Onondaga County has been trying to push forward a comprehensive plan for years. But it never really got anywhere.
"What’s different about other documents and this document, is because of the Micron opportunity, we can actually implement all of this, because there is an economic driver for all of this," said Onondaga County Executive Ryan McMahon.
The plan focuses on five areas: strong community centers, housing and neighborhoods, mobility, greenways and blueways, and agriculture. McMahon said the plan promotes four densely packed town centers that have a downtown feel, in the county’s northern suburbs. There’s potential for light rail service or other transportation options, and expanded outdoor recreation opportunities, with connecting pathways and waterways.
To get this document on the books, the County Legislature will have to approve it. Clay Republican Deb Cody doesn’t expect any roadblocks, with a vote possible in July.
"It’s not a political issue, this is for the good of the county, I think everybody is or should be excited about the opportunities, about the possibilities," Cody said.
For local governments, it provides a blueprint for how to handle an estimated 100,000 people who could move to central New York as Micron gears up to produce semiconductor chips in a mega-chip facility in the town of Clay. Clay Supervisor Damian Ulatowski said the plan will help the town weave together the many development issues it's going to face.

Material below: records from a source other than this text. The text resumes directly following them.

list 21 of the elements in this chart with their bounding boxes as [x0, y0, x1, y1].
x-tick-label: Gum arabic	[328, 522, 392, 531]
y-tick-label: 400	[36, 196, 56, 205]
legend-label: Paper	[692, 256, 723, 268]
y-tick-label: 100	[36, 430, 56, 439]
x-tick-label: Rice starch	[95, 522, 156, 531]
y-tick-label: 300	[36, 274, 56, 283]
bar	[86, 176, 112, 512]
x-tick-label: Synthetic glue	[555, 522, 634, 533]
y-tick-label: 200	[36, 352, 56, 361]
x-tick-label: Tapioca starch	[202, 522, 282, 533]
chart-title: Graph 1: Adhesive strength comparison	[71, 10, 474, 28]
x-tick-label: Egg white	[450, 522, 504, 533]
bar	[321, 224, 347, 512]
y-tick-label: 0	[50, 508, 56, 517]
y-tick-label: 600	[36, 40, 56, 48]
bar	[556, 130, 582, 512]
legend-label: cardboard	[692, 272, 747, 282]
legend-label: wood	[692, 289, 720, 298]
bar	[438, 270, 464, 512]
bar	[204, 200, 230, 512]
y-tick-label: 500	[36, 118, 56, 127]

"We do need growth and we do need development, and let’s do it in a way that’s going to complement where people live and not infringe on where they live," Ulatowski said.
In the end, McMahon said this plan allows central New Yorkers to think differently about the place they call home.
"For years, we really didn’t value what we had in this community, and we didn’t think big enough and we weren’t aspirational enough," McMahon said. "Now, hopefully, that’s changing."
Plan Onondaga, also called Plan On, is available for the public to review. It gets its first public airing at an Onondaga County planning board meeting May 17.